Takes the `json` files provided by ADS and processes them for Chroma database insertion as three lists:
* documents (title + abstract + body) [should we include authors/affiliations?]
* metadatas (the original `json`)
* ids

In [None]:
import os
import json

PATH_TO_DATA = 'data/json/'
FILENAMES = os.listdir(PATH_TO_DATA)
data = dict()
for filename in FILENAMES:
    with open(f'{PATH_TO_DATA}/{filename}', 'r') as file:
        data[os.path.splitext(os.path.basename(filename))[0]] = json.load(file)

print("Found files:")
for filename in data:
    print(f"  {filename}")


def preprocess_papers(papers):
    # Convert titles from list to string
    for paper in papers:
        paper['title'] = paper['title'][0]
    return papers


def construct_document(record, fields):
    """
    Construct a document from the specified fields
    """
    return "\n".join([record[field] for field in fields])
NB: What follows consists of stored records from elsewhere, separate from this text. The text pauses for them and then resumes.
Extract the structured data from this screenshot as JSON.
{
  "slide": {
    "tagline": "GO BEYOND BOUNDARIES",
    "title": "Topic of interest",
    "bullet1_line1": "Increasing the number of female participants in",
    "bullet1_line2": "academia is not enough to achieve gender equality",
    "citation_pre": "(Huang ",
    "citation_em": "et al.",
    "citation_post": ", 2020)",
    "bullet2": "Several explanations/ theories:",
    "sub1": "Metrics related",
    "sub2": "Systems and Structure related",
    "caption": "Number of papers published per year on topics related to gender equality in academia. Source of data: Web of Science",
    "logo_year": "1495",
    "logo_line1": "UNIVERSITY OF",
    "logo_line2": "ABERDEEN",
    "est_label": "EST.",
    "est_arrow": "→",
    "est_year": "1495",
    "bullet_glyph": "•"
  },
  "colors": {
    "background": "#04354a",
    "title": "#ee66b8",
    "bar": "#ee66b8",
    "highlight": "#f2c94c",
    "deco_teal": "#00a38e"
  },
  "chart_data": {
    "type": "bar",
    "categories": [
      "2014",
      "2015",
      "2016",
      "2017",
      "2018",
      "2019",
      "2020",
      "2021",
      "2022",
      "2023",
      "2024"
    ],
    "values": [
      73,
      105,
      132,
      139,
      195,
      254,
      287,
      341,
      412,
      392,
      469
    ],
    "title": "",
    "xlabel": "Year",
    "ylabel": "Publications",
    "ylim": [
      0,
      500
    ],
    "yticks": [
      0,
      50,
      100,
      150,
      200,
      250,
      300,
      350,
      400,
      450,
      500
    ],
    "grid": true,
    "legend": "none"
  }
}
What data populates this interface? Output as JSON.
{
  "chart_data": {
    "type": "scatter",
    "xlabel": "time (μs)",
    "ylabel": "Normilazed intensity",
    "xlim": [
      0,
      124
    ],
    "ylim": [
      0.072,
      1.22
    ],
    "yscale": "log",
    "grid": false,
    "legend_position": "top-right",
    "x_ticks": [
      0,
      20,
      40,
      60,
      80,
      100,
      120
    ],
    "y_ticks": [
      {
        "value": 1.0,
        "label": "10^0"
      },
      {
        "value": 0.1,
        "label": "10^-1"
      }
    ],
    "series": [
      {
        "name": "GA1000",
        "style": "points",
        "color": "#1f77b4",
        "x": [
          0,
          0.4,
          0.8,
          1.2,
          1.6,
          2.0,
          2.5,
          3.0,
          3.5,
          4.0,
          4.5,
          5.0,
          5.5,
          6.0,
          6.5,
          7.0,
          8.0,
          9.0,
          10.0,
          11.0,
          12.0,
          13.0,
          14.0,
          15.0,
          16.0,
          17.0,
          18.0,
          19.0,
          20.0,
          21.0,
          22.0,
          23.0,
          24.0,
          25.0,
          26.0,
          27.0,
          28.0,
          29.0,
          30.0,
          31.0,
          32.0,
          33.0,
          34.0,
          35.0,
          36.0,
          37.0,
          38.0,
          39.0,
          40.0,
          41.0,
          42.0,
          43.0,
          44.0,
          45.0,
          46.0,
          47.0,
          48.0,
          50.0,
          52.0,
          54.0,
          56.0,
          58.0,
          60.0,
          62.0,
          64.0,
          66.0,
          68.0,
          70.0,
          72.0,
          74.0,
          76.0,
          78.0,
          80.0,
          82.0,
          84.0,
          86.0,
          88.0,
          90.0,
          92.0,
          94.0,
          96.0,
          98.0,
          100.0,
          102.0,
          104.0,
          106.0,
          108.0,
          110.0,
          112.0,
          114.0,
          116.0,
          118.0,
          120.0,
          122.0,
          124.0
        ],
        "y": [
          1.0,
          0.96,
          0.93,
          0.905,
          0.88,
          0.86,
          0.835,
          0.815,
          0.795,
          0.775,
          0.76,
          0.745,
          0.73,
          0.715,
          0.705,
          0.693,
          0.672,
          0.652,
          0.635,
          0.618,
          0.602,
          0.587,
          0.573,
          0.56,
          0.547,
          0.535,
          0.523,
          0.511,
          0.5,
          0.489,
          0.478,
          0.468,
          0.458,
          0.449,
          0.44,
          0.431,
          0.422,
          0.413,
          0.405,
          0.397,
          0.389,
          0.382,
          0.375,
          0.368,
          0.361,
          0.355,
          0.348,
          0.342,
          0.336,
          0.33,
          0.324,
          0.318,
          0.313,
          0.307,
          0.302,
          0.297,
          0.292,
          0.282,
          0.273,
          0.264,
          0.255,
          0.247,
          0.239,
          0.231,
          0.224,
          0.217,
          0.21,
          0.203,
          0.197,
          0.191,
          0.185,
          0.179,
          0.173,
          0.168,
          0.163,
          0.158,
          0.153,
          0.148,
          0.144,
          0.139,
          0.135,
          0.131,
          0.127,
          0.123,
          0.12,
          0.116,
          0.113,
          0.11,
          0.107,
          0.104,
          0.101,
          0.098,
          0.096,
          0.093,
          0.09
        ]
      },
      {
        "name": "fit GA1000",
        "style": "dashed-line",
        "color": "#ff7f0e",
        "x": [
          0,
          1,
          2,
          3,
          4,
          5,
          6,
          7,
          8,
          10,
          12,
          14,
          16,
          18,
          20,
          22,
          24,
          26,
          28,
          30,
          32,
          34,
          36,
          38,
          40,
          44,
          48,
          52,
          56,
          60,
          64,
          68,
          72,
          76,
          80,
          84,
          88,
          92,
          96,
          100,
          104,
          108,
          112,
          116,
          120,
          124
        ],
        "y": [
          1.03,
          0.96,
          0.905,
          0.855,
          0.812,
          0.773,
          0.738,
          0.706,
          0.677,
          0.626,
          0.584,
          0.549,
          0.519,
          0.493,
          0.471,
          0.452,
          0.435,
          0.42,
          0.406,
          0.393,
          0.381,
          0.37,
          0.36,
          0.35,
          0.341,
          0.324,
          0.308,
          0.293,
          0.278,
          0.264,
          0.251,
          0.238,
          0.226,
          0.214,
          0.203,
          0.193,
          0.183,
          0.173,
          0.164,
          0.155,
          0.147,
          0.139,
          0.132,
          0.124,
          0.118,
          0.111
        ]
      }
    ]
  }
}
def prep_metadata(record):
    """
    JSONify any list or dict fields, as Chroma requires all metadata to be primitive
    """
    return {key: json.dumps(value) if isinstance(value, (list, dict)) else value for key, value in record.items()}


data = {key: preprocess_papers(value) for key, value in data.items()}

for journal, papers in data.items():
    documents = [construct_document(paper, ['title', 'abstract', 'body']) for paper in papers]
    metadatas = [prep_metadata(paper) for paper in papers]
    ids = [paper['id'] for paper in papers]
    # Write out to json file
    with open(f'data/processed_for_chroma/{journal}.json', 'w') as file:
        json.dump({'documents': documents, 'metadatas': metadatas, 'ids': ids}, file)
    print(f"Processed {journal}")



Found files:
  Earth_Science_Reviews
  Earth_Science_Research
  Planetary_Research
  Planetary_Reviews
  Astro_Reviews
  Astro_Research
Processed Earth_Science_Reviews
Processed Earth_Science_Research
Processed Planetary_Research
Processed Planetary_Reviews
Processed Astro_Reviews
Processed Astro_Research